The British adaptation of the Roman Satura recipe, plum porridge, was influenced by the sugar trade and the traditional meat in the porridge was replaced with the readily available sugar preserved fruit. During Christmas in the 19th century, it was traditional for English nobles to feed poor carolers with a slice of plum pudding and the Christmas carol, “We Wish You a Merry Christmas,” made begging for this figgy pudding famous.

The fruitcake becomes part of American history thanks to the very first first lady, Martha Washington, who made it for friends and family. So did another American icon, Emily Dickinson. The beloved poet made sure to bake fruitcake for everyone on her Christmas list. For a recluse and an introvert, she had a lot of friends. Her recipe for black cake, so called because it is brandy-rich, thick, dense, and dark with raisins, prunes, and dates—serves 60.
Before long, most cuisines had some sort of fruited breads or cakes that were early versions of the modern fruitcake. Fruitcakes are different in Europe than they are in America. European fruitcakes are more like the medieval fruited bread than the versions made in Great Britain and the United States. The two most common styles of fruitcake in Europe are the stollen and panettone.

British and American versions are much more cakelike. Fruitcakes came to America with the European colonists, and the rising tide of emigration from Britain to New England closely mirrored an influx of cheap sugar from the Caribbean.
Sugar was the key to preserving fruit for use across the seasons. One of the favorite methods of preserving fruit was to “candy” it.
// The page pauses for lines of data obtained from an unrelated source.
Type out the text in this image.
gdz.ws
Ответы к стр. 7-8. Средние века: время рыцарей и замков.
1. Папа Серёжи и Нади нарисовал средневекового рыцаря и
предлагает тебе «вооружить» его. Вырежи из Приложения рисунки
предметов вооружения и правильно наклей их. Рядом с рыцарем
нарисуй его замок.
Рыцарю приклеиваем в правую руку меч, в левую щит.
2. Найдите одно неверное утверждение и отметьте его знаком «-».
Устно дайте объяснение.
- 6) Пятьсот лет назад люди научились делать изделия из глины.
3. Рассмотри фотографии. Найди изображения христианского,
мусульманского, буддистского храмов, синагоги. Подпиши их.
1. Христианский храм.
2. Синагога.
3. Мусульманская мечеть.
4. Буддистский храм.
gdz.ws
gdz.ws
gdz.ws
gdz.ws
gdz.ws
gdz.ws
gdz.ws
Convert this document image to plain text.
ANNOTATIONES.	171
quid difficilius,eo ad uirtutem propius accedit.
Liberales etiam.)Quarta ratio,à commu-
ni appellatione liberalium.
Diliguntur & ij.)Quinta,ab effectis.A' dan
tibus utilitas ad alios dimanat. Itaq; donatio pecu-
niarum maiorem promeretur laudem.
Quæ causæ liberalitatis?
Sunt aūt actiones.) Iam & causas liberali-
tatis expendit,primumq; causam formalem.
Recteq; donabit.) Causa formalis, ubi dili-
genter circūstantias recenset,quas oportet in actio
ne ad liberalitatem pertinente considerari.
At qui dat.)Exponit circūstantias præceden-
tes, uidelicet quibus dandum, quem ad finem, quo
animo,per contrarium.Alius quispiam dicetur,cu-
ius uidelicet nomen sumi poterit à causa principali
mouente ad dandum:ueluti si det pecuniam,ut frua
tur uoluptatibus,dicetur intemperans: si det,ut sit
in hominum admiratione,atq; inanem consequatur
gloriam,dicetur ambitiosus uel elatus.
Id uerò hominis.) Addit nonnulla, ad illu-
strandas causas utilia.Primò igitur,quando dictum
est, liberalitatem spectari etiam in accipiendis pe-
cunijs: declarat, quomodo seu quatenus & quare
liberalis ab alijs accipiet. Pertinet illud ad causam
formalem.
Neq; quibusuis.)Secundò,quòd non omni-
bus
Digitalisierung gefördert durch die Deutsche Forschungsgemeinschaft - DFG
Candied fruit, sometimes known as crystallized fruit, is fruit that’s been cut into small pieces, boiled in sugar syrup, tossed in granulated sugar and allowed to dry.
Thanks to this technique, colonists were able to keep fruit from the summer harvest to use in their Christmas confections and fruitcakes became one of the most popular seasonal desserts.
Fruitcakes were also popular due to their legendary shelf life, which, in an era before mechanical refrigeration, was extremely desirable.

The best fruit cakes are matured—or “seasoned” in fruitcake lingo—for at least three months before they are cut. Seasoning not only improves the flavor of the fruitcake but it makes it easier to slice.
Seasoning a fruitcake involves soaking cheesecloth in brandy, bourbon, whiskey, rum or other liquor and then wrapping it around the cooked, cooled fruitcake and storing, or simply brushing the cake with an alcohol of your choice and wrap tightly and letting it sit in a cool, dark place.
Credit for the fruitcake’s popularity in America should at least partially go to the U.S. Post Office.

The institution of Rural Free Delivery in 1896 and the addition of the Parcel Post service in 1913 caused an explosion of mail-order foods in America. Overnight, once rare delicacies were a mere mail-order envelope away for people anywhere who could afford them.
Worth Pondering…
Friends are the fruitcake of life—some nutty, some soaked in alcohol, some sweet.